Description of problem: when i deploy container native storage with openshift and crio set to True, the gluster deployment fails on creating logical volumes within gluster pods Version-Release number of selected component (if applicable): How reproducible: deploy openshift with openshift-ansible and with gluster and crio Steps to Reproduce: 1.launch the openshift ansible playbook 2. 3. Actual results: Expected results: Additional info: a patch can be included to overcome the issue, by disabling udev
Created attachment 1482120 [details] inventory
This problem has been found while deploying CNS-3.10 on OCP-3.11 (which uses CRI-O by default). Using docker as container runtime makes it work again. Alternatives are to disable udev_rules in /etc/lvm/lvm.conf in the glusterfs pods, or setting the environment variable DM_DISABLE_UDEV to "1" in the glusterfs daemonset. Eventhough disabling udev-rules in the glusterfs pods is the preferred approach, problems have been reported when this is done (bz#1536511). This needs more investigation on what problems this causes (and if that is still the case).
*** Bug 1634454 has been marked as a duplicate of this bug. ***
Are there workaround instructions for OpenShift Enterprise 3.11?
I don't think thats a public registry :) I would really like for this to hit the customer facing openshift registry, this kinda kills my only openshift instance :)
So the support informed me "As we heard as of now crio is not supported with ocs 3.11, As engineering team is already working on the raised bugzilla, we believe it would come in later version of ocs." Shouldn't this maybe make it into release notes or something like that?

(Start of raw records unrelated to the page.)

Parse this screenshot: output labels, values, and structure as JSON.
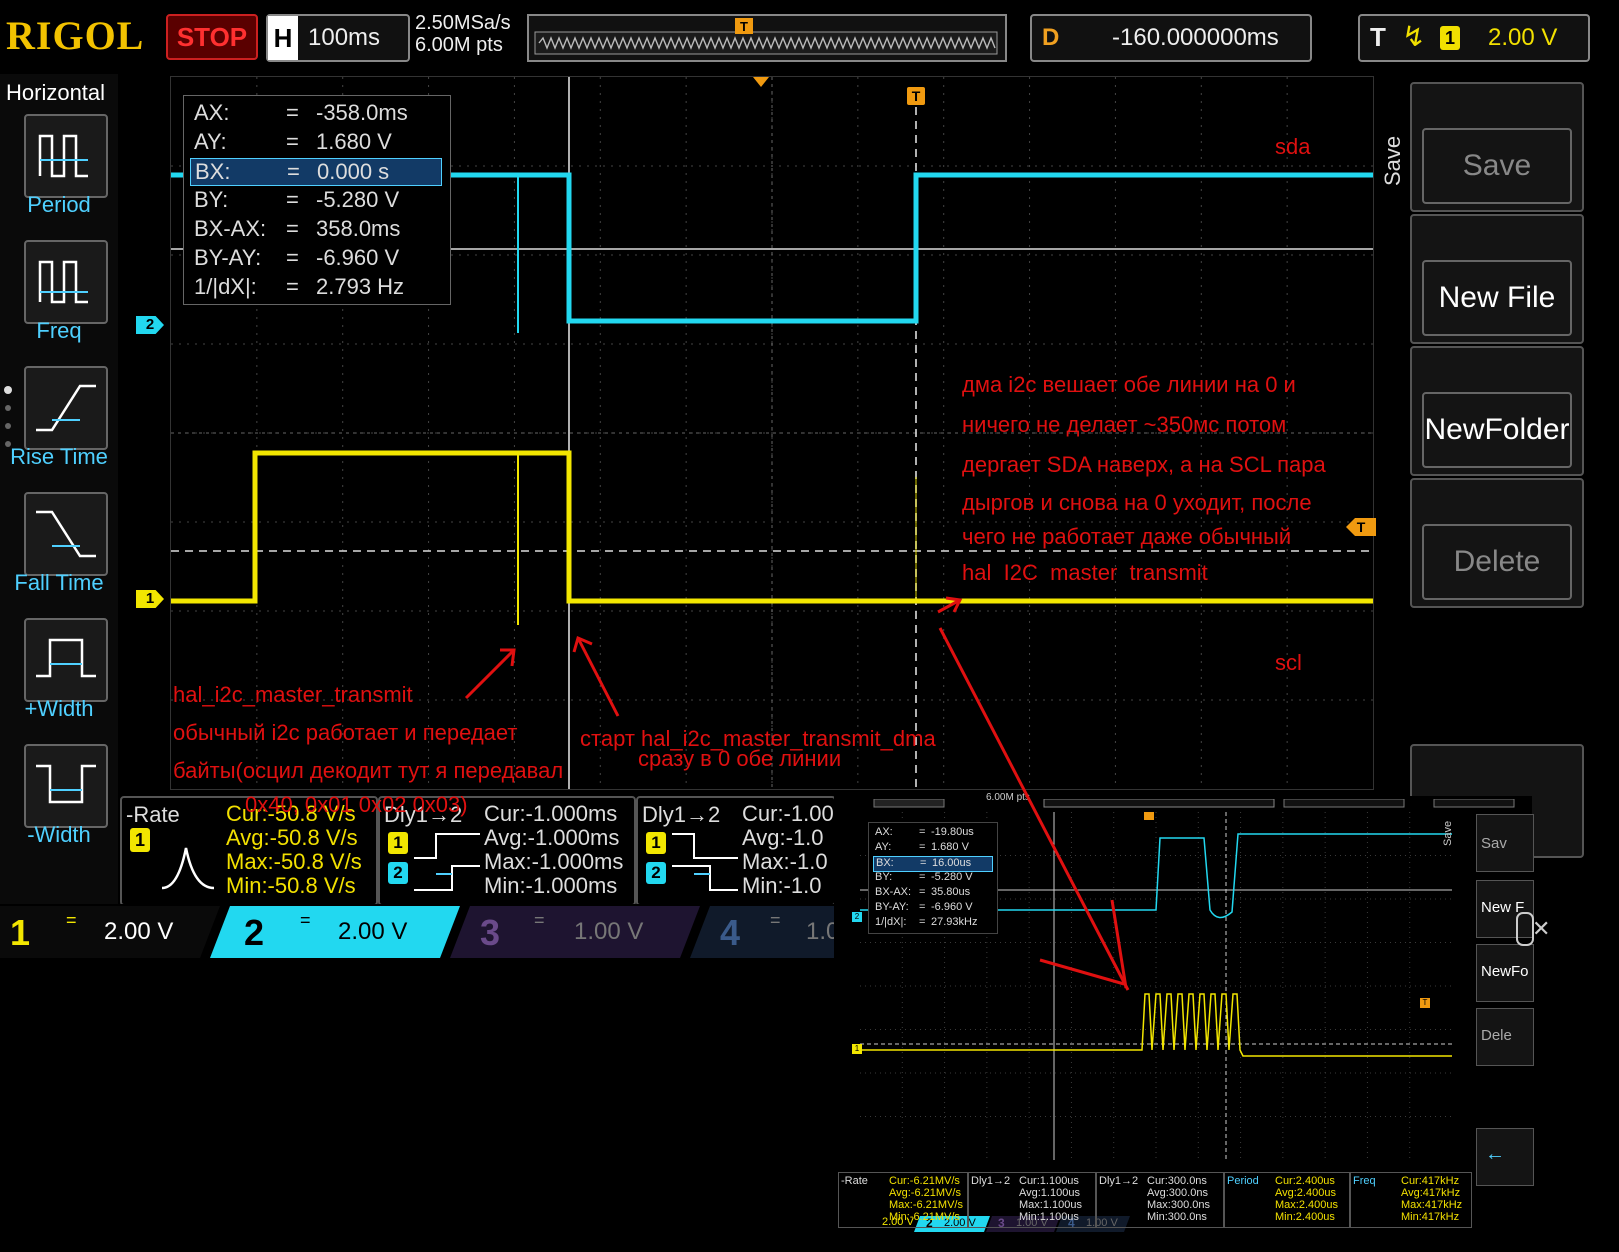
{
  "topbar": {
    "logo": "RIGOL",
    "run_state": "STOP",
    "h_key": "H",
    "timebase": "100ms",
    "sample_rate": "2.50MSa/s",
    "memory_depth": "6.00M pts",
    "d_key": "D",
    "delay": "-160.000000ms",
    "t_key": "T",
    "trigger_channel": "1",
    "trigger_level": "2.00 V"
  },
  "left_menu": {
    "title": "Horizontal",
    "items": [
      {
        "label": "Period"
      },
      {
        "label": "Freq"
      },
      {
        "label": "Rise Time"
      },
      {
        "label": "Fall Time"
      },
      {
        "label": "+Width"
      },
      {
        "label": "-Width"
      }
    ]
  },
  "cursors": {
    "rows": [
      {
        "k": "AX:",
        "v": "-358.0ms"
      },
      {
        "k": "AY:",
        "v": "1.680 V"
      },
      {
        "k": "BX:",
        "v": "0.000 s"
      },
      {
        "k": "BY:",
        "v": "-5.280 V"
      },
      {
        "k": "BX-AX:",
        "v": "358.0ms"
      },
      {
        "k": "BY-AY:",
        "v": "-6.960 V"
      },
      {
        "k": "1/|dX|:",
        "v": "2.793 Hz"
      }
    ],
    "eq": "="
  },
  "right_menu": {
    "title": "Save",
    "items": [
      {
        "label": "Save"
      },
      {
        "label": "New File"
      },
      {
        "label": "NewFolder"
      },
      {
        "label": "Delete"
      }
    ]
  },
  "measurements": [
    {
      "title": "-Rate",
      "ch": "1",
      "cur": "Cur:-50.8 V/s",
      "avg": "Avg:-50.8 V/s",
      "max": "Max:-50.8 V/s",
      "min": "Min:-50.8 V/s"
    },
    {
      "title": "Dly1→2",
      "ch": "1",
      "ch2": "2",
      "cur": "Cur:-1.000ms",
      "avg": "Avg:-1.000ms",
      "max": "Max:-1.000ms",
      "min": "Min:-1.000ms"
    },
    {
      "title": "Dly1→2",
      "ch": "1",
      "ch2": "2",
      "cur": "Cur:-1.00",
      "avg": "Avg:-1.0",
      "max": "Max:-1.0",
      "min": "Min:-1.0"
    }
  ],
  "channels": [
    {
      "num": "1",
      "scale": "2.00 V",
      "eq": "="
    },
    {
      "num": "2",
      "scale": "2.00 V",
      "eq": "="
    },
    {
      "num": "3",
      "scale": "1.00 V",
      "eq": "="
    },
    {
      "num": "4",
      "scale": "1.0",
      "eq": "="
    }
  ],
  "markers": {
    "ch1": "1",
    "ch2": "2",
    "trig": "T"
  },
  "annotations": {
    "sda": "sda",
    "scl": "scl",
    "dma_note": [
      "дма i2c вешает обе линии на 0 и",
      "ничего не делает ~350мс потом",
      "дергает SDA наверх, а на SCL пара",
      "дыргов и снова на 0 уходит, после",
      "чего не работает даже обычный",
      "hal_I2C_master_transmit"
    ],
    "hal_note": [
      "hal_i2c_master_transmit",
      "обычный i2c работает и передает",
      "байты(осцил декодит тут я передавал",
      "0x40, 0x01 0x02 0x03)"
    ],
    "dma_start": "старт hal_i2c_master_transmit_dma",
    "dma_start2": "сразу в 0 обе линии"
  },
  "inset": {
    "cursors": [
      {
        "k": "AX:",
        "v": "-19.80us"
      },
      {
        "k": "AY:",
        "v": "1.680 V"
      },
      {
        "k": "BX:",
        "v": "16.00us"
      },
      {
        "k": "BY:",
        "v": "-5.280 V"
      },
      {
        "k": "BX-AX:",
        "v": "35.80us"
      },
      {
        "k": "BY-AY:",
        "v": "-6.960 V"
      },
      {
        "k": "1/|dX|:",
        "v": "27.93kHz"
      }
    ],
    "eq": "=",
    "keys": [
      "Sav",
      "New F",
      "NewFo",
      "Dele"
    ],
    "save_label": "Save",
    "top_pts": "6.00M pts",
    "meas": [
      {
        "t": "-Rate",
        "a": "Cur:-6.21MV/s",
        "b": "Avg:-6.21MV/s",
        "c": "Max:-6.21MV/s",
        "d": "Min:-6.21MV/s"
      },
      {
        "t": "Dly1→2",
        "a": "Cur:1.100us",
        "b": "Avg:1.100us",
        "c": "Max:1.100us",
        "d": "Min:1.100us"
      },
      {
        "t": "Dly1→2",
        "a": "Cur:300.0ns",
        "b": "Avg:300.0ns",
        "c": "Max:300.0ns",
        "d": "Min:300.0ns"
      },
      {
        "t": "Period",
        "a": "Cur:2.400us",
        "b": "Avg:2.400us",
        "c": "Max:2.400us",
        "d": "Min:2.400us"
      },
      {
        "t": "Freq",
        "a": "Cur:417kHz",
        "b": "Avg:417kHz",
        "c": "Max:417kHz",
        "d": "Min:417kHz"
      }
    ],
    "ch_scale1": "2.00 V",
    "ch_scale2": "2.00 V",
    "ch_scale3": "1.00 V",
    "ch_scale4": "1.00 V",
    "ch_num2": "2",
    "ch_num3": "3",
    "ch_num4": "4"
  },
  "colors": {
    "ch1": "#f2e600",
    "ch2": "#22d8f0",
    "accent": "#e01010",
    "trigger": "#f09a10"
  }
}
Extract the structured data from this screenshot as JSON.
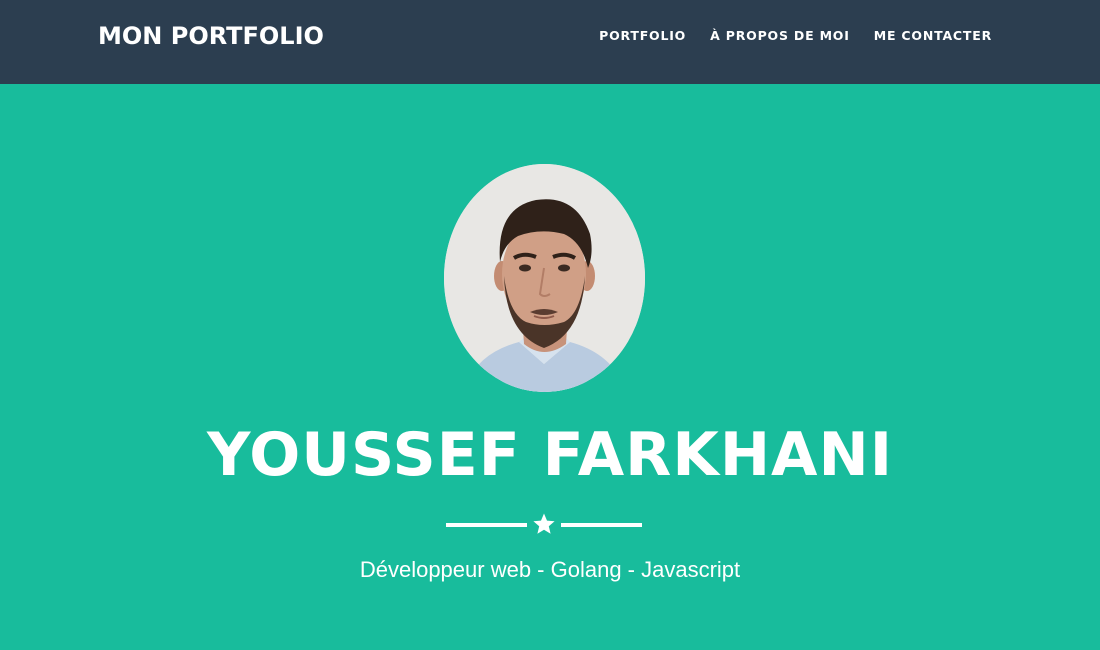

The changes for this bug have been included in the rhgs-server-rhel7:3.11.0-2 image. Testing deploying OCS on an environment with CRI-O should work now. Previously creating the heketidbstorage volume failed because the glusterfs-server pods could not create LVM/LVs for the bricks.
does this also mean crio + ocs is supported or does it mean "it works but using it is your own risk"?
(In reply to Klaas Demter from comment #46) > does this also mean crio + ocs is supported or does it mean "it works but > using it is your own risk"? It is currently not supported (nor completely functional). We're working on having it functional first. When the product supports it, it will be mentioned in the announcement.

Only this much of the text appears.